Commercial Insurance Negotiated Rates
Negotiated contract ranges established by major commercial carriers at this facility.
| Carrier / Plan Group | Contract Rate Range | vs. Medicare Reference |
|---|---|---|
| UnitedHealthcare | $58 - $450 | 43% |
| Aetna | $58 - $450 | 43% |
| Humana | $59 - $241 | 44% |
| Kansas Superior Select - All Plans | $59 - $243 | 44% |
| Medicaid / KanCare | $72 - $450 | 53% |
| Blue Cross Blue Shield | $80 | 59% |
| Preferred Health Professionals | $91 - $374 | 67% |
| Preferred Health Freedom | $91 - $374 | 67% |
| Preferred Health Fn Select - All Other Plans | $91 - $374 | 67% |
| Wppa Providers - All Plans | $104 - $428 | 77% |
Consumer Guidance & Cost Commentary
For CPT code 99214, representing an office visit with an established patient lasting 30 to 39 minutes, the cash median price at Holton Community Hospital in Holton, KS is $152.00. This cash rate is notably lower than the negotiated rates paid by most commercial payers, such as UnitedHealthcare and Aetna, which range from $58 to $450 depending on the specific plan. While the facility's negotiated median is $110.00, patients with high-deductible plans may find paying the cash price directly more cost-effective if their insurance allowed amount exceeds $152.00. It is important to note that while the facility is a Critical Access Hospital in Kansas, the data provided does not include specific county or state average comparisons for this procedure, so local benchmarks cannot be applied here.

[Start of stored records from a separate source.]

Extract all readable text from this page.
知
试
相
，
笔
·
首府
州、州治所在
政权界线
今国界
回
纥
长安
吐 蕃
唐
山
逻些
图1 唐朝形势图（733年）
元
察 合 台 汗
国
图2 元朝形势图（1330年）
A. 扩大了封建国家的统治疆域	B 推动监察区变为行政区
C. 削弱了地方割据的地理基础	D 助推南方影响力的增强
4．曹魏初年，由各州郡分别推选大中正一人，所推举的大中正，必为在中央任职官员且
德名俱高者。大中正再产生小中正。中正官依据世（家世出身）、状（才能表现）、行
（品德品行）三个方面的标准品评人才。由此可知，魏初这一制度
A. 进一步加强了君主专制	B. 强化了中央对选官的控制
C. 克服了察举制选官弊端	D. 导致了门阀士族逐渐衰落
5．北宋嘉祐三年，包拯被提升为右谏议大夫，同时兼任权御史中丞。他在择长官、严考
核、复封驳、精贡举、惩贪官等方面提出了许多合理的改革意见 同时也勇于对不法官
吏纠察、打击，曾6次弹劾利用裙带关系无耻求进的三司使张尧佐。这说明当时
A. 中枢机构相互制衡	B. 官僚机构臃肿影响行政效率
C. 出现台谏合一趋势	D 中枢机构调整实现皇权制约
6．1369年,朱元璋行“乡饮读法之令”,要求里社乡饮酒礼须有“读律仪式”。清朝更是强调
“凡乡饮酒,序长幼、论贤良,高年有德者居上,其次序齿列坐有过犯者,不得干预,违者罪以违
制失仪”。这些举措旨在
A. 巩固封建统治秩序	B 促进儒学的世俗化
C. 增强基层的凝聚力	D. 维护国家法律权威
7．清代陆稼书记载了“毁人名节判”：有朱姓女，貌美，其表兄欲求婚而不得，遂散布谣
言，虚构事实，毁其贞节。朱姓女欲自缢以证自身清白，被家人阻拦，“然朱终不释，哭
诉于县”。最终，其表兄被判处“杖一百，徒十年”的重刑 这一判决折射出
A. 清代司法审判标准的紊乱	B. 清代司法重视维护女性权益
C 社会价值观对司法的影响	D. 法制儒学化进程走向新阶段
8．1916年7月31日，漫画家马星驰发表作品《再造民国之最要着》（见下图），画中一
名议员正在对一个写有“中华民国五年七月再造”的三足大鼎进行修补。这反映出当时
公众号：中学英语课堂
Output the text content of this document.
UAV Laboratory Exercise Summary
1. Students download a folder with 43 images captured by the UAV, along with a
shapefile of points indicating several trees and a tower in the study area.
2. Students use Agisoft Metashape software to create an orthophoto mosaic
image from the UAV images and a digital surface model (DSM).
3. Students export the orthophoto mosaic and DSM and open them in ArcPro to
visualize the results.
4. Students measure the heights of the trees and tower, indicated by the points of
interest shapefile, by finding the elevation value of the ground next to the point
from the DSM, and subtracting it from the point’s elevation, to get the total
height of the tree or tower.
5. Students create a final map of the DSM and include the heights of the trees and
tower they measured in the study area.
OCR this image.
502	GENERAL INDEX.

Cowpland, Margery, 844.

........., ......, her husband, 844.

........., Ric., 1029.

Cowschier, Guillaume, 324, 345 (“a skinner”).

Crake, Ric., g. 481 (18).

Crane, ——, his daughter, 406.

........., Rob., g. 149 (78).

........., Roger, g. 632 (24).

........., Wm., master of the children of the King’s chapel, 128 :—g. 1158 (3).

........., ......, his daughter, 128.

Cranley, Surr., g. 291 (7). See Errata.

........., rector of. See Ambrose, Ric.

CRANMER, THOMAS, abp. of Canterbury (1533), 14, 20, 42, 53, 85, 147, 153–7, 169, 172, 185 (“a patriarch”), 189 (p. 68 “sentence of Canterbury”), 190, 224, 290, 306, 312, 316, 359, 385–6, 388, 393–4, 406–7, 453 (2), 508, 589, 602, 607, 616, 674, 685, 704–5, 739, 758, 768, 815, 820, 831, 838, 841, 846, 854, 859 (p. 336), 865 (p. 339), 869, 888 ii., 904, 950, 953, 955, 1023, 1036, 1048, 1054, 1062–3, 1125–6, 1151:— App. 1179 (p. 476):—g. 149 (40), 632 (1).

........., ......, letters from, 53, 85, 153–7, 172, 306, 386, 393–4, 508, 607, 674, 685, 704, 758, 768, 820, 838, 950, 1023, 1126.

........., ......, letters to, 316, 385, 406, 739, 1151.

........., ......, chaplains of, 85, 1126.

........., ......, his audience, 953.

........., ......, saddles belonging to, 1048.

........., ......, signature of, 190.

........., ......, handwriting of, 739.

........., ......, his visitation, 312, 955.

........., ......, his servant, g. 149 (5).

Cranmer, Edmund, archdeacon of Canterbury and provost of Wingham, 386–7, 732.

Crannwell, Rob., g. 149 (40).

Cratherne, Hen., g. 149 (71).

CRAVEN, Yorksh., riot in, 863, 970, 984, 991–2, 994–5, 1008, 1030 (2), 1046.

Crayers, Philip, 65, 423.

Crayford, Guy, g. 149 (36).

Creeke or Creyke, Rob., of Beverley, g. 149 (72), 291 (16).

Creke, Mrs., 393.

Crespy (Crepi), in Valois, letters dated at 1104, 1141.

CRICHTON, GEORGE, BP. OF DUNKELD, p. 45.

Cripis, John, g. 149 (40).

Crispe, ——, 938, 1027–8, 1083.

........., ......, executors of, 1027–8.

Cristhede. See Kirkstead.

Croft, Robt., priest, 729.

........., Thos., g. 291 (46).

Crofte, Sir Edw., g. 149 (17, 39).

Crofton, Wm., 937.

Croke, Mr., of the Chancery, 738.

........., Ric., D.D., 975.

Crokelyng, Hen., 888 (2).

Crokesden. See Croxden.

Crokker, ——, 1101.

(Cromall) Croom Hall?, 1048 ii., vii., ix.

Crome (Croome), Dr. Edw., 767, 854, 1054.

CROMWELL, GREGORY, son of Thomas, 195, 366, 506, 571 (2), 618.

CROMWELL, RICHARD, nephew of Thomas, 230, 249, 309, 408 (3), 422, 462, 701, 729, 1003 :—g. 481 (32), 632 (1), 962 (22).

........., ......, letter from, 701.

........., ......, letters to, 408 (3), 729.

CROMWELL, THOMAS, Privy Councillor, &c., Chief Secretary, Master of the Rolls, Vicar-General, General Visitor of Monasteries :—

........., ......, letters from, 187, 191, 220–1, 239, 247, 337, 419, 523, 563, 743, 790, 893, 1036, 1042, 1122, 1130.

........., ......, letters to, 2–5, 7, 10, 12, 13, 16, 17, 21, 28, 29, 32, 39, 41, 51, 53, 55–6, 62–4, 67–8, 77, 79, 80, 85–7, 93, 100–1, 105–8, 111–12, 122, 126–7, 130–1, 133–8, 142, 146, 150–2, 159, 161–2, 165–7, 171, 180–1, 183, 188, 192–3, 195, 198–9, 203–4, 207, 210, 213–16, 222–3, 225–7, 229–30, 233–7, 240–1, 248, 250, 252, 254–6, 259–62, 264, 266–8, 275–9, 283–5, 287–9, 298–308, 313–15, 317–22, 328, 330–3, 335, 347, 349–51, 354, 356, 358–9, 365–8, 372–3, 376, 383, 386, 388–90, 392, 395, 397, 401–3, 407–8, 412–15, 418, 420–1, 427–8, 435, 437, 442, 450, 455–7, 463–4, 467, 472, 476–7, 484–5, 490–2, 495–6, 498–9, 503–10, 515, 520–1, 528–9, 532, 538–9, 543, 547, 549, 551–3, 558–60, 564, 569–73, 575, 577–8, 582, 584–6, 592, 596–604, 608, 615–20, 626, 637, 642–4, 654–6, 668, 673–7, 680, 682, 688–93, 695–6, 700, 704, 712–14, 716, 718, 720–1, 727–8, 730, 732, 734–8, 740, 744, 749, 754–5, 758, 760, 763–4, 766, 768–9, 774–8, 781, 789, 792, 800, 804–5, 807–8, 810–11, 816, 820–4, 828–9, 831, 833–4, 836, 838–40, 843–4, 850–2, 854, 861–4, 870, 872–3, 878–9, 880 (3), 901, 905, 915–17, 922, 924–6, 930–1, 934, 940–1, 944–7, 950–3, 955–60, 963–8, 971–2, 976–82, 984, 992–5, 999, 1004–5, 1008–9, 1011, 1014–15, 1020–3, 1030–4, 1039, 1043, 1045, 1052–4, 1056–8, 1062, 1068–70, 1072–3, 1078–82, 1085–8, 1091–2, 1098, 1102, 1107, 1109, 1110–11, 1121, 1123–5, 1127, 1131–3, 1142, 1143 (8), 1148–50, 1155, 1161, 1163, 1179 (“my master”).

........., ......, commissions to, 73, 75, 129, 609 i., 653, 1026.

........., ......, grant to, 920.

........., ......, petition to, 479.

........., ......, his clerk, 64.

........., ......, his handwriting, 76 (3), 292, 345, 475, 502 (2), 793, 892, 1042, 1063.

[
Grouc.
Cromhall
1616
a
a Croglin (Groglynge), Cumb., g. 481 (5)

The Medicare benchmark for this service is $135.60, which serves as a scientifically validated baseline for evaluating pricing fairness. Commercial negotiated rates often exceed this benchmark due to administrative costs and contract dynamics, yet the cash price remains competitive. Patients should be aware of the "prompt-pay" discount opportunity, where paying the bill in full upfront can sometimes yield a fee reduction of 20% to 50%, bypassing the costly insurance claims processing cycle. To avoid balance billing or unexpected charges, patients should explicitly request self-pay classification and a waiver of insurance submission before check-in, ensuring the facility bills them only the agreed-upon cash rate rather than the full chargemaster.